Par son titre, cette livraison aborde les romans de Kourouma à partir de l’idée que ceux-ci évoquent des sujets en prise directe avec l’histoire de l’Afrique contemporaine telle qu’elle se construit au jour le jour. Certes, parler de temps présent pour évoquer la fiction romanesque ne semble guère convaincant quand on sait l’immense travail de subversion de la fiction sur les événements historiques. Cependant, par une telle ouverture à l’histoire contemporaine et à l’actualité la plus proche, comme les guerres coloniales, le tumulte des indépendances nationales, les dictatures de la guerre froide et les guerres civiles des temps présents, ce dossier établit la façon dont Kourouma échafaude l’histoire de l’instant[1] sur l’Afrique par le détour du roman. Et cela sans que la séparation soit étanche entre le fictionnel, l’esthétique et l’historique. Ce faisant, une question surgit. Pourquoi, et comment, à l’heure actuelle, parler des rapports entre roman et mémoire dans l’oeuvre de Kourouma sans revenir au temps de la critique sociologique qui voit partout de l’actualité dans la littérature africaine ? Ne serait-ce pas une voie comme une autre de revenir à un certain moralisme colporté aussi bien par les écrits afrocentristes que par les postulats eurocentristes dont on connaît les écueils dans l’histoire de la critique africaine ?

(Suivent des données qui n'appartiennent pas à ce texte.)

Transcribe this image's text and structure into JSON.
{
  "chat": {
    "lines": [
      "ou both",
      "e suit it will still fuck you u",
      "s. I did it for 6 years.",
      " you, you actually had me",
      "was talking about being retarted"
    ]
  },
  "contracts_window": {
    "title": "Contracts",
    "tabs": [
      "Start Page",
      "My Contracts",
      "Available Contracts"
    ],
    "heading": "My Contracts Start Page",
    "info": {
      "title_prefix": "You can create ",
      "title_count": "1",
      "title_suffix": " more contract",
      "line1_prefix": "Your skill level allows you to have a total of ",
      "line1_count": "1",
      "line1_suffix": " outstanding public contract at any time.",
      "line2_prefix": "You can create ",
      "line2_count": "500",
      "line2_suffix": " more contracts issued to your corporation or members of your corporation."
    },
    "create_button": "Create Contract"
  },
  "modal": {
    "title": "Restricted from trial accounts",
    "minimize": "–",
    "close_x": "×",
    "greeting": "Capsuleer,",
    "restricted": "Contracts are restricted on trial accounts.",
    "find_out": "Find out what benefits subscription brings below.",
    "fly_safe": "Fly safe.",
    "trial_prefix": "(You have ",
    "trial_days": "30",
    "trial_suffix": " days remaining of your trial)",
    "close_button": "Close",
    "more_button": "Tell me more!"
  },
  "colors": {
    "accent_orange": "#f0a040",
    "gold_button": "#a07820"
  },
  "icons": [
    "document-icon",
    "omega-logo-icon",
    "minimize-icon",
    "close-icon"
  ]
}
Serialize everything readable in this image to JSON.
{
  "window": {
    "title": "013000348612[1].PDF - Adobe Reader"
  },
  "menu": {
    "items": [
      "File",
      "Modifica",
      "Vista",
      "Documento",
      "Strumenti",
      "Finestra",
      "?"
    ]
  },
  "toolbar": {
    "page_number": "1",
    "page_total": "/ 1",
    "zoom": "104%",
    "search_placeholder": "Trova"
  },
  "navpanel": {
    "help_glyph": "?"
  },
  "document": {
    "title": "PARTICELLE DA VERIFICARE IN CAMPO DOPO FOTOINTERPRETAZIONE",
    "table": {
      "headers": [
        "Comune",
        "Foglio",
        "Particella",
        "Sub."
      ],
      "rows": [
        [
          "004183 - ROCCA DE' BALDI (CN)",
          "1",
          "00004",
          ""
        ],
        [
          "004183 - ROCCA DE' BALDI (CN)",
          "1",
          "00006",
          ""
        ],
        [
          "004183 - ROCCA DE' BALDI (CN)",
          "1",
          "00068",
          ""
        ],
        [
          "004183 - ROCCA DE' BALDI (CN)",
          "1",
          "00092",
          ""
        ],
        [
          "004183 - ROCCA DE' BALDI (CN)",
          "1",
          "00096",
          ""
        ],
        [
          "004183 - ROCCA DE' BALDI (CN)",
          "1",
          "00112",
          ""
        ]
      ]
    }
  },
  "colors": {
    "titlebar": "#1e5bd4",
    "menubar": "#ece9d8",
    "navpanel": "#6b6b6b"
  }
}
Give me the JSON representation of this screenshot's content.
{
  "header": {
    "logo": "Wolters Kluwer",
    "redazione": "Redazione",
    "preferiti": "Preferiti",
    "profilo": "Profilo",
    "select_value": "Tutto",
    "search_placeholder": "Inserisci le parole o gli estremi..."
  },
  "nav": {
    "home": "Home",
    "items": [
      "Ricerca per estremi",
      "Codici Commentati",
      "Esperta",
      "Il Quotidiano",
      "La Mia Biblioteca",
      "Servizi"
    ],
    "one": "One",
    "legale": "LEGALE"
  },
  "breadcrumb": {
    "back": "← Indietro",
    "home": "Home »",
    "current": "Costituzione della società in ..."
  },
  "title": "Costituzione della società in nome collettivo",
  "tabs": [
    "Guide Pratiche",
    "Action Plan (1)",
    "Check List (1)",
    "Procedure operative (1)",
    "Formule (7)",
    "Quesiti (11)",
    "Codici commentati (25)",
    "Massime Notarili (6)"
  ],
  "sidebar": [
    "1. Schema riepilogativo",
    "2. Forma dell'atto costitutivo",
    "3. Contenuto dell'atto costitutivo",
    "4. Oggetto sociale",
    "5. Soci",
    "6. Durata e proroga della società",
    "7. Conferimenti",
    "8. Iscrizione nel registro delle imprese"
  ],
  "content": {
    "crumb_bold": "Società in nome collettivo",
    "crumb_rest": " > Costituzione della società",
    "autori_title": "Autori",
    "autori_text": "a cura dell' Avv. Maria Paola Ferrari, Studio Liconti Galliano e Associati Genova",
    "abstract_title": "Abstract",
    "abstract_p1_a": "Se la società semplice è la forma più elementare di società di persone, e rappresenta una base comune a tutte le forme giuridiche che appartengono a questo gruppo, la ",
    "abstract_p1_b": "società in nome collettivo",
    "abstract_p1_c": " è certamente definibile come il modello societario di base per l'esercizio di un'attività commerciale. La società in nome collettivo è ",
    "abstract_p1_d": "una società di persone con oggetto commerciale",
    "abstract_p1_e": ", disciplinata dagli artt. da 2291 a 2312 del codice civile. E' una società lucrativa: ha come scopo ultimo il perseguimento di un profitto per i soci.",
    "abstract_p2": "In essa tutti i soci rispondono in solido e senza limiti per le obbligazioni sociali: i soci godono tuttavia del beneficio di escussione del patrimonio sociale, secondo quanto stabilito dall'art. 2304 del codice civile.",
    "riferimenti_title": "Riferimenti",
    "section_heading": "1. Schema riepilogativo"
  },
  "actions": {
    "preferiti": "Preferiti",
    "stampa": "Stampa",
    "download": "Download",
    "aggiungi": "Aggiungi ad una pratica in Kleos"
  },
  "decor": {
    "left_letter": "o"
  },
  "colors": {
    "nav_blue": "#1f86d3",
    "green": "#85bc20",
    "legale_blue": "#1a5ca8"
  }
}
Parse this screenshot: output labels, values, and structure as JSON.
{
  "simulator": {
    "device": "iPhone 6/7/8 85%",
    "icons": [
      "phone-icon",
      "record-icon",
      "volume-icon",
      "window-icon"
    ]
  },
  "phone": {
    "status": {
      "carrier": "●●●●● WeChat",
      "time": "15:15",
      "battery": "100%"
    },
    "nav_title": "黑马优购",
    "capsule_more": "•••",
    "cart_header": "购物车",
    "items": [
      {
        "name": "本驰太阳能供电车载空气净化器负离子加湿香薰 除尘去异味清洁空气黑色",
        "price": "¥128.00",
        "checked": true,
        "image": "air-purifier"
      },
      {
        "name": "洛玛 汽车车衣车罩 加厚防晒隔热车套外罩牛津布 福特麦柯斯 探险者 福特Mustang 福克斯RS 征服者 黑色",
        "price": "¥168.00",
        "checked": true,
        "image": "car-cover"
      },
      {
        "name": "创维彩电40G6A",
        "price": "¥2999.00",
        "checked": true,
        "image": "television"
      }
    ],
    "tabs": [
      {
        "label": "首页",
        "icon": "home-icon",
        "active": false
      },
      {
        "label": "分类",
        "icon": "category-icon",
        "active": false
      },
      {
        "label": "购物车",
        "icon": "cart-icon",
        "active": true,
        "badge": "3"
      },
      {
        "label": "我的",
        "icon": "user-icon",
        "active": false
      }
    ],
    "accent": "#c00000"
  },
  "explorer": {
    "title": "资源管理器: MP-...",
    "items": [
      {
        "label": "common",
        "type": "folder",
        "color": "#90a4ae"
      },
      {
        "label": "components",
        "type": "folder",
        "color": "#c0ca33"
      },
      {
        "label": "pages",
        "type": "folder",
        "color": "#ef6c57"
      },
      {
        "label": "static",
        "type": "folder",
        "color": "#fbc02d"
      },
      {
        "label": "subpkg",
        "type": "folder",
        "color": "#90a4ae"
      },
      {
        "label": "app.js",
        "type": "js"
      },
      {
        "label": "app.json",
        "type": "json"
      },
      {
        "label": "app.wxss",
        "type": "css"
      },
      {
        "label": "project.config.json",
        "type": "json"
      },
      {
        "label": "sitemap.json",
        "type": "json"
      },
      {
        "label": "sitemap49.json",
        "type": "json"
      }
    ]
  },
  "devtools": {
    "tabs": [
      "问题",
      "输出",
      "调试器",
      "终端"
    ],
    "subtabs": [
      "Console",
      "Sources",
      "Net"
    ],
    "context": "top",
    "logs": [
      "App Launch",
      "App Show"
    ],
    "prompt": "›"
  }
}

On sait, en effet, que, dès son commencement, la critique littéraire africaine, comme tout autre procès critique, considère que la littérature s’est conquis un espace autonome, un lieu de discours volontiers figuré comme au-delà des normes et des pratiques sociales[2], même si cela n’a pas empêché certains critiques de contester cette autonomie, comme le faisaient encore, entre autres, les auteurs des Actes du colloque de Yaoundé : le critique africain et son peuple comme producteur de civilisation, en 1973. L’engagement politique de l’écrivain comme du critique a sans doute encombré pendant longtemps la critique africaine de moralisme esthétique. Cependant, les analyses initiées par les théories linguistiques dans la foulée du structuralisme ont abordé les textes africains comme objets autonomes dont le procès esthétique résiderait dans la forme, en se donnant pour objectif une analyse basée sur les structures des oeuvres.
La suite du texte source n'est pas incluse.